Characters Stories

The girl and the stump: Tied to freedom.

A girl, a stump and a road to freedom.

I knew a child , great in all the ways you can imagine a girl to be, except they carried a huge shame. They wore it on their back which felt strange- since they were not very tall and strong and thus on some days it would grow beyond their back and over their head until it made them look like a gravedigger carrying the dead. 

Well our child knew one thing, to let go of this shame, they had to choose. Choose something they were not ready to see or comprehend easily. 

“ What do you need?” 

Well the child thought this was easy and said it loud and clear- but the shame did not disappear. Eventually our child grew weary and decided to let their shame shape itself, let it grow and yield itself with time, the child believed it had its own life, that it had its own will. 

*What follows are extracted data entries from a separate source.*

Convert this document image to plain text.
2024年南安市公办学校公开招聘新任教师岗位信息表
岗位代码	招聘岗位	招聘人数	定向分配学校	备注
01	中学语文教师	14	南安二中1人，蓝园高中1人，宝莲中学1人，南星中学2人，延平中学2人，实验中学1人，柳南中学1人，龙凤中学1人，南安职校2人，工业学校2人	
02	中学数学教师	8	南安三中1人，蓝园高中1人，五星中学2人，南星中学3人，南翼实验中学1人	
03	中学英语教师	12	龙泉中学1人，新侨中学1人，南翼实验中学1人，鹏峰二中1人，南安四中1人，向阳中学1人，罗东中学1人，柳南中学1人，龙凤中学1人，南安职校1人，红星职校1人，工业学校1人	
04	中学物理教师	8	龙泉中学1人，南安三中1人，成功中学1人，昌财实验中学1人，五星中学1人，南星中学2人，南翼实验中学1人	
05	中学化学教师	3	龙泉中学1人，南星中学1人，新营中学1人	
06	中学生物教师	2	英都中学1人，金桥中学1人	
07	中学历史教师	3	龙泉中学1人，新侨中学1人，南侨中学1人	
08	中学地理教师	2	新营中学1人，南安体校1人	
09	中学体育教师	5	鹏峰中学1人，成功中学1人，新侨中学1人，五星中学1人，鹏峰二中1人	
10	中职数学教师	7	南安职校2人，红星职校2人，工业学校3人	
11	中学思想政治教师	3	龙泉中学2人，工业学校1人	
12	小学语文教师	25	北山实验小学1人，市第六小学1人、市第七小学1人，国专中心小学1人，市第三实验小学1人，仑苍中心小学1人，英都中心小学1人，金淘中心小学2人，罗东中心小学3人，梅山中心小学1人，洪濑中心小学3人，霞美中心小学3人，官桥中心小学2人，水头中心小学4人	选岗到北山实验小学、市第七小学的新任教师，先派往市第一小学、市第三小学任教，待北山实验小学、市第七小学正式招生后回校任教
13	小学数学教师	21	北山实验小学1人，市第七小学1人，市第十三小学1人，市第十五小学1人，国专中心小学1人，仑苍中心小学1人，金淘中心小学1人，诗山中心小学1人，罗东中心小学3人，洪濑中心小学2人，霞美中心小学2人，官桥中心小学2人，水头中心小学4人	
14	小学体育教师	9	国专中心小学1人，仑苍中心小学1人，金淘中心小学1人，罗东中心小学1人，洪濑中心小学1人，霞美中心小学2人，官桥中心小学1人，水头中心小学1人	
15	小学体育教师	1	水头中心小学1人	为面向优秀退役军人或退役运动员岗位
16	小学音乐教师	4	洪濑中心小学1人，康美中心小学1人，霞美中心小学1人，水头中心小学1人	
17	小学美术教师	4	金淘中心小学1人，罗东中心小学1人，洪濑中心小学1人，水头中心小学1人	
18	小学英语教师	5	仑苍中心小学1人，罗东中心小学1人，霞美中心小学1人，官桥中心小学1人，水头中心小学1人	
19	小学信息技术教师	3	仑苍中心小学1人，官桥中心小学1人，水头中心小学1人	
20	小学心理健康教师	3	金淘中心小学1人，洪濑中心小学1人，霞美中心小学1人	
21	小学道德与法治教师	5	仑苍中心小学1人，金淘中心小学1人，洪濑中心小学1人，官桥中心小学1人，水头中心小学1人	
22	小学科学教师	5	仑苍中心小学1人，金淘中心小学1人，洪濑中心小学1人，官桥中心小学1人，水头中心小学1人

The child knew their needs and she did try to follow them enthusiastically but she also knew her wants and often got them mixed up. She would often do, what many children choose, follow what someone else thought was right rather than their own individual light until one day she turned to her shame and said 

“You will never go away” 

The stump turned its face, into an easy and mischievous glare and said “Not until you realize that I am older than you- not until you see- that you do not need, what you want- as much I need to be tree, until you make the distinction, I will be something you carry.” 

The child stood still, engraved with the years. 

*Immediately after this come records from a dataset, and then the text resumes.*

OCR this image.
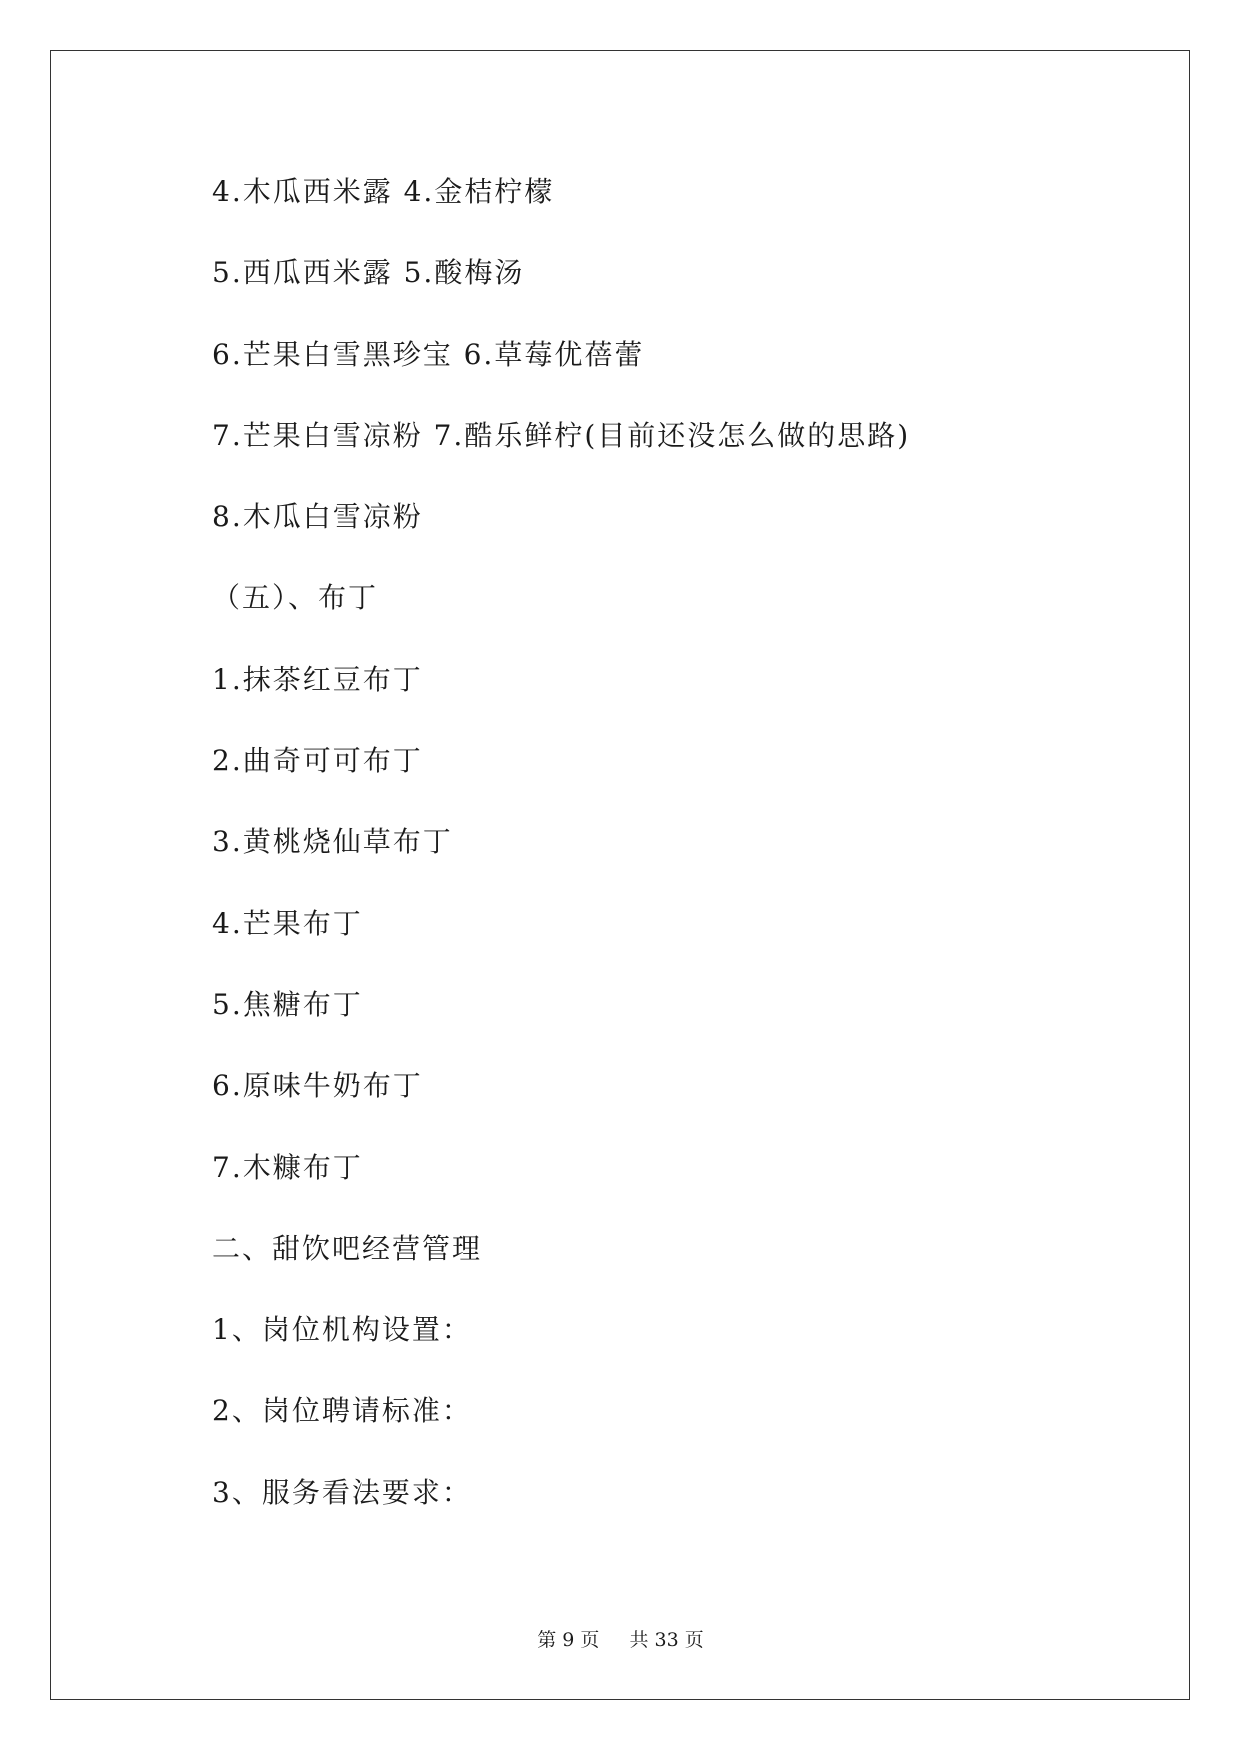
4.木瓜西米露 4.金桔柠檬
5.西瓜西米露 5.酸梅汤
6.芒果白雪黑珍宝 6.草莓优蓓蕾
7.芒果白雪凉粉 7.酷乐鲜柠(目前还没怎么做的思路)
8.木瓜白雪凉粉
（五）、布丁
1.抹茶红豆布丁
2.曲奇可可布丁
3.黄桃烧仙草布丁
4.芒果布丁
5.焦糖布丁
6.原味牛奶布丁
7.木糠布丁
二、甜饮吧经营管理
1、岗位机构设置：
2、岗位聘请标准：
3、服务看法要求：
第 9 页 共 33 页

The stump’s mischievous glare was gone but the child never forgot the look in its eyes and how frightened she was to put it down. How she carried it till the end,too frightened to let it  grow and say “I know you were cut, I know that you were misplaced, years before I had a face and you were engraved,marked by hands belonging that were not your kin. You were a tree and I will let you grow into what you need because I know like me, you also want to be free.”  

Our stump never grew and our child always thought they knew what to do until their child inherited a stump too.